Алексей пытался склонить Помазкина на разговор о Карюшкине, но тот отнесся к тому, что деревни нет, спокойно: ни вашего, ни нашего дому нет. Раз нет, нечего и вспоминать. Его больше задевали нынешние дела. А Алексею казалось, что, съездив в Карюшкино, он сможет узнать что-то необыкновенное, неведомое до этого. Хотя бы то, почему так любили и уважали однодеревенцы его деда Матвея и добро вспоминают об отце, хотя тот погиб совсем молодым, 19-летним.

А Ваня с жаром спорил о каком-то эксцентриковом колесе. Отбирая друг у друга шариковую ручку, рисовали они с Серебровым это колесо на листках бумаги.

– Да нет, не так, – сердился Ваня. Он водил в воздухе крепкопалыми руками и досадовал на инженера.

Серебров морщил лоб, цыкал зубом. И у них были свои мучения, но мучения шумные, веселые и сердитые, а Алексей тоскливо погибал один на один с бумагой.

Серебров хвалился, что во всей красе и полноте покажет Алексею сельскую жизнь, но слова не сдержал: подкатил к дому на «газике» и, хлопнув Алексея по плечу, объявил, что уезжает на неделю в Тульскую область.

Алексей обиженно засобирался домой. Появился повод для отъезда. Он в глубине души даже рад был этому, с него снималась теперь вина, ее добровольно принимал на себя Гарька. Он был виноват, потому что уезжает за какими-то кран-балками. Как Алексей будет тут без хозяина? Нет, он не останется, он вернется в Бугрянск. Ему же надо искать работу. Он пойдет в гороно, потому что, живя здесь, убедился, какой он бездарный журналист.

Но Серебров вину принимать на себя не хотел. Перестав совать в портфель всякую командировочную мелочь, подступил к Алексею.

– Ты знаешь, как называется такая причинная связь? – сердито спросил он. – Влияние северного сияния на рост телеграфных столбов – вот как. Тебе впервые в жизни выпадает возможность всласть посидеть одному, а ты удираешь. Никуда я тебя не отпущу. На крыльце посажу дядю Митю с дробовиком, пусть охраняет. А если выскочишь, он тебе всадит в твой упитанный зад заряд дроби, тогда уж действительно больше не сядешь.

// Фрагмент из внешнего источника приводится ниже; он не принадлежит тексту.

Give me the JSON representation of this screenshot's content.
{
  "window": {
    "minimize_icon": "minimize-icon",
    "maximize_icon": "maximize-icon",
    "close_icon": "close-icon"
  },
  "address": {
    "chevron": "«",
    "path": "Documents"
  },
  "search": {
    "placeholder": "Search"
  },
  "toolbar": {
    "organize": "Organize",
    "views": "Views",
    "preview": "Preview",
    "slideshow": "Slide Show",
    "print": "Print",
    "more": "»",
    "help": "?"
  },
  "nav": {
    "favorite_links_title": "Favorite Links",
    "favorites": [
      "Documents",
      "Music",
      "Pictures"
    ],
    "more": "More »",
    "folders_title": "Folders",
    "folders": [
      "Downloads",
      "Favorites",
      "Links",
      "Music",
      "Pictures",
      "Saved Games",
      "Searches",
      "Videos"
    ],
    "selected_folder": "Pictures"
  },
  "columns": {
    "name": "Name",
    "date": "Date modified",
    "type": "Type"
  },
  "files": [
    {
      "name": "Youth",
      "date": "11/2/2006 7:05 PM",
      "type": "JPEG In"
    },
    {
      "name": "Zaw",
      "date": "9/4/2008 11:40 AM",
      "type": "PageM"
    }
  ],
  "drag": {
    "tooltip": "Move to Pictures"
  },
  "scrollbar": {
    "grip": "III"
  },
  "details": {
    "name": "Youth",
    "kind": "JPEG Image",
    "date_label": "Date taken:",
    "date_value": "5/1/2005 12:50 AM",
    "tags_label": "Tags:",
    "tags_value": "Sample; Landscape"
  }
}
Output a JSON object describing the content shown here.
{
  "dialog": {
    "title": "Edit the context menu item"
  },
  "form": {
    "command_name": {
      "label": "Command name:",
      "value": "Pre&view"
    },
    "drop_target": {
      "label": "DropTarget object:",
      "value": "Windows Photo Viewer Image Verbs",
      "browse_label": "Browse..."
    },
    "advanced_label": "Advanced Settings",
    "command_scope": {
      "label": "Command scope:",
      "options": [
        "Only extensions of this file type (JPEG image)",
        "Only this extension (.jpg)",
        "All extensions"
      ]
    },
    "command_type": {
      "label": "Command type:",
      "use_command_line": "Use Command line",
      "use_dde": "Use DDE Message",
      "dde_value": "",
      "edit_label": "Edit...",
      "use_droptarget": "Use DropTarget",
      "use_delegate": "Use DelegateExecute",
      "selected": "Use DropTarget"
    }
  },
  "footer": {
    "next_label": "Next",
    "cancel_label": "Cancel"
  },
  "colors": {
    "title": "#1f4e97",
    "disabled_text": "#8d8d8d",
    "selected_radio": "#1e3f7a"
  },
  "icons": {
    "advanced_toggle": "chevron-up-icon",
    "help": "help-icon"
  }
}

– Нет, знаешь, я должен ехать, я тебе не сказал, – нудно тянул Алексей, понимая, что это упрямство все погубит, но ничего не мог поделать с собой. Разъедающая, как ржавчина, как соль на царапине, обида точила его.

– Балбес, охламон, лодырь, – ругался Серебров, бегая по квартире. Алексей с оскорбленным лицом бросал в чемодан блокноты. Ну и пусть, он лодырь, балбес, пусть ему будет хуже, пусть он станет пропащим человеком, пусть, как ледяшка под каблуком, рассыплется его хрустальная мечта написать что-то пронзительное до слез, он все равно уедет и уже никогда больше не возьмется писать, а станет скромно учить пятиклассников. Это не так почетно, но это нужно.

Однако Серебров знал, как надо укрощать «слонов». То ли запомнил с детства, то ли сейчас понял. Он обнял его, силой посадил на тахту, взъерошил волосы, потрепал по щеке. Большой, беззащитный ребенок сидел рядом с ним.

– Не получаемся, Слонушко, да? – спросил он ласково и вздохнул.

– Какое тебе дело? – отмахнулся Алексей и пошевелил плечами, стараясь сбросить сочувственную Руку.

– Я знаю, что тебе тяжело, Лешенька, знаю, а кто говорил, что бывает легко?

– Никто не говорил, что легко, – подтвердил Алексей и отвернулся к окну.

– Знаешь что, не уезжай, – взмолился Серебров. – Глухарь уже выпевает первое колено, на глухаря сходим. Вот это охота! Оставайся, я тебе лосиные рога подарю. Ни у кого таких нет, а у тебя будут. Отличные рога!

Алексей сопел. Он понимал, что в Бугрянске ничего хорошего его не ждет, он уйдет в школу и исчезнет из редакции, предав то, в чем клялся Лине.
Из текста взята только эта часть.